To sleep like a town-top," is a proverbial expression. A top is said to sleep, when it turns round with great velocity, and makes a smooth humming noise.

Robert Nares, A Glossary; or, Collection of Words, Phraes, Names, and Allusions to Customs, Proverbs, &c. Which Have Been Thought to Require Illustration, in the Works of English Authors, Particularly Shakespeare, and His Contmporaries (1822) includes this further note by Steevens regarding "the parish top" (which Nares defines as "A top bought for public exercise in a parish"):

A large top was formerly kept in every village, to be whipped in frosty weather, that the peasants may be kept warm by exercise, and out of mischief, while they could not work.

Yet another set of notes to Twelfth Night, this one from 1857, cites further early instances of sleeping like the town-top:

"Thinking it had power to keep, town-top like, itselfe asleepe," verses pref. to Strong's Joanereidos, 1645. "The people will not, like a town-top, fall asleep with scourging," Rebellion of Naples, 1649, p. 10.

William Hazlitt, English Proverbs and Proverbial Phrases Collected from the Most Authentic Sources (1882/1906) has this relevant entry:

To sleep like a town-top.
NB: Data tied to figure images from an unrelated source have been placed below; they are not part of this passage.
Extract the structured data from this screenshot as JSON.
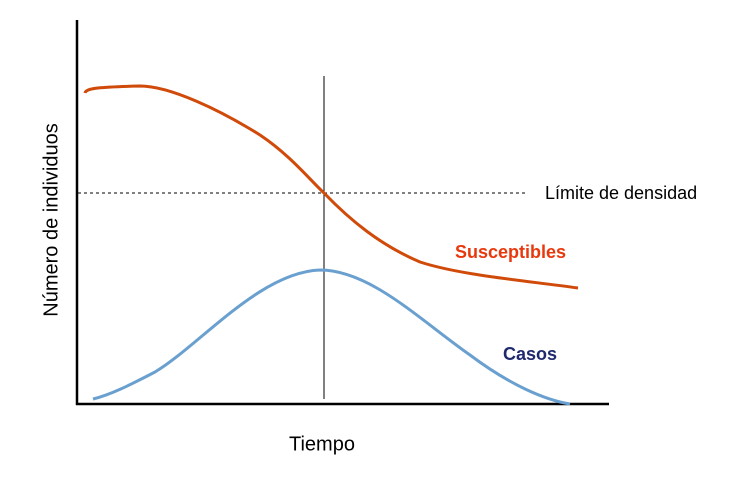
{
  "axes": {
    "x_label": "Tiempo",
    "y_label": "Número de individuos"
  },
  "threshold": {
    "label": "Límite de densidad"
  },
  "curves": [
    {
      "label": "Susceptibles",
      "color": "#d04a0a"
    },
    {
      "label": "Casos",
      "color": "#6aa0d0"
    }
  ]
}
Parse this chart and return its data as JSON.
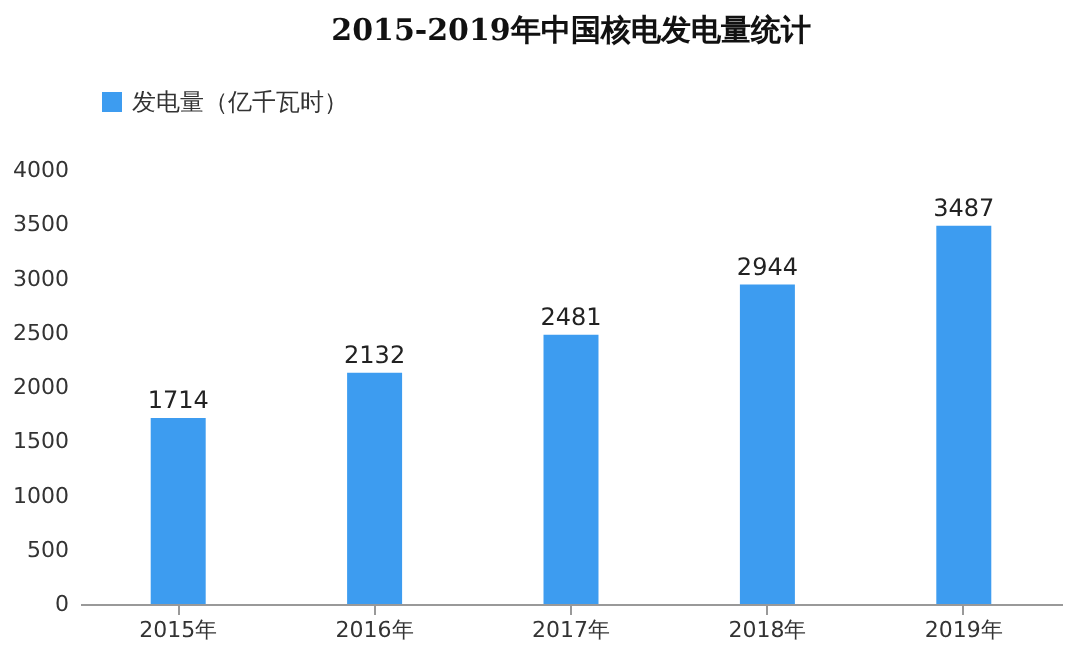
{
  "chart_data": {
    "type": "bar",
    "title": "2015-2019年中国核电发电量统计",
    "categories": [
      "2015年",
      "2016年",
      "2017年",
      "2018年",
      "2019年"
    ],
    "series": [
      {
        "name": "发电量（亿千瓦时）",
        "color": "#3d9cf0",
        "values": [
          1714,
          2132,
          2481,
          2944,
          3487
        ]
      }
    ],
    "ylim": [
      0,
      4000
    ],
    "yticks": [
      0,
      500,
      1000,
      1500,
      2000,
      2500,
      3000,
      3500,
      4000
    ],
    "data_labels": true,
    "legend": "top"
  }
}
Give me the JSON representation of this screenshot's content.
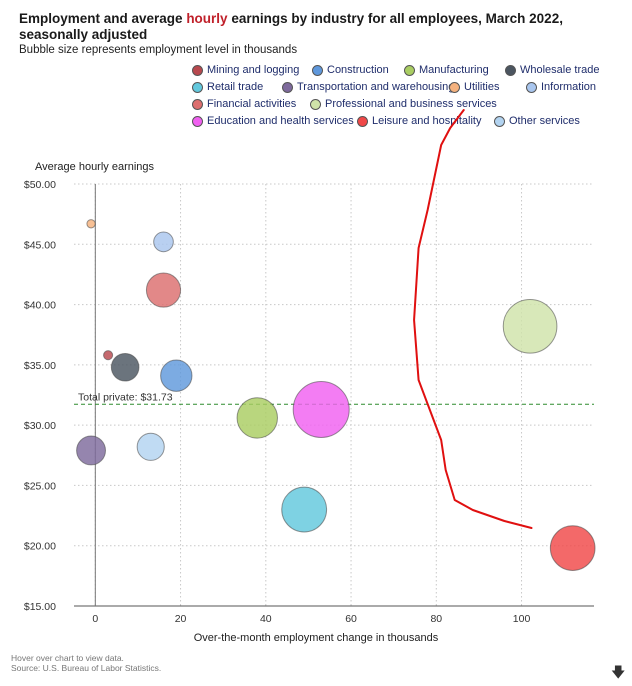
{
  "header": {
    "title_before": "Employment and average ",
    "title_highlight": "hourly",
    "title_after": " earnings by industry for all employees, March 2022, seasonally adjusted",
    "subtitle": "Bubble size represents employment level in thousands"
  },
  "colors": {
    "highlight": "#c0202a",
    "reference_line": "#2e8b2e",
    "annotation_stroke": "#e01010"
  },
  "footer": {
    "hover_note": "Hover over chart to view data.",
    "source": "Source: U.S. Bureau of Labor Statistics.",
    "download_icon": "download-arrow-icon"
  },
  "chart_data": {
    "type": "scatter",
    "variant": "bubble",
    "title": "Employment and average hourly earnings by industry for all employees, March 2022, seasonally adjusted",
    "subtitle": "Bubble size represents employment level in thousands",
    "xlabel": "Over-the-month employment change in thousands",
    "ylabel": "Average hourly earnings",
    "xlim": [
      -5,
      117
    ],
    "ylim": [
      15,
      50
    ],
    "x_ticks": [
      0,
      20,
      40,
      60,
      80,
      100
    ],
    "x_tick_labels": [
      "0",
      "20",
      "40",
      "60",
      "80",
      "100"
    ],
    "y_ticks": [
      15,
      20,
      25,
      30,
      35,
      40,
      45,
      50
    ],
    "y_tick_labels": [
      "$15.00",
      "$20.00",
      "$25.00",
      "$30.00",
      "$35.00",
      "$40.00",
      "$45.00",
      "$50.00"
    ],
    "grid": true,
    "legend_position": "top",
    "reference_line": {
      "y": 31.73,
      "label": "Total private: $31.73"
    },
    "series": [
      {
        "name": "Mining and logging",
        "x": 3,
        "y": 35.8,
        "employment": 636,
        "color": "#b8484e"
      },
      {
        "name": "Construction",
        "x": 19,
        "y": 34.1,
        "employment": 7587,
        "color": "#5f98dc"
      },
      {
        "name": "Manufacturing",
        "x": 38,
        "y": 30.6,
        "employment": 12611,
        "color": "#a9cd62"
      },
      {
        "name": "Wholesale trade",
        "x": 7,
        "y": 34.8,
        "employment": 5874,
        "color": "#4b5560"
      },
      {
        "name": "Retail trade",
        "x": 49,
        "y": 23.0,
        "employment": 15527,
        "color": "#62c8dd"
      },
      {
        "name": "Transportation and warehousing",
        "x": -1,
        "y": 27.9,
        "employment": 6442,
        "color": "#7e6a9c"
      },
      {
        "name": "Utilities",
        "x": -1,
        "y": 46.7,
        "employment": 537,
        "color": "#f5b27e"
      },
      {
        "name": "Information",
        "x": 16,
        "y": 45.2,
        "employment": 2983,
        "color": "#a9c6ee"
      },
      {
        "name": "Financial activities",
        "x": 16,
        "y": 41.2,
        "employment": 9006,
        "color": "#dc6e6e"
      },
      {
        "name": "Professional and business services",
        "x": 102,
        "y": 38.2,
        "employment": 22236,
        "color": "#cfe3a9"
      },
      {
        "name": "Education and health services",
        "x": 53,
        "y": 31.3,
        "employment": 24215,
        "color": "#f060f0"
      },
      {
        "name": "Leisure and hospitality",
        "x": 112,
        "y": 19.8,
        "employment": 15392,
        "color": "#f04848"
      },
      {
        "name": "Other services",
        "x": 13,
        "y": 28.2,
        "employment": 5673,
        "color": "#b2d3f0"
      }
    ]
  }
}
An allusion to the top, which was formerly purchased in towns and parishes for public use, and from its size, when spun, was apt to sleep unusually long.

These early references and glosses suggest several things that may have helped make "sleep like a top" proverbial. First, a properly whipped top's tendency to stay spinning in place for an extended period of time, while making a smooth humming sound, was termed sleep. Second, the unusually large size of town tops increased their tendency to spin in place (that is, sleep) for a long time. And third, the fact that town tops could sleep despite being repeatedly whipped (traditionally, with thongs made of dried eel skin) may have suggested a remarkable ability to sleep soundly.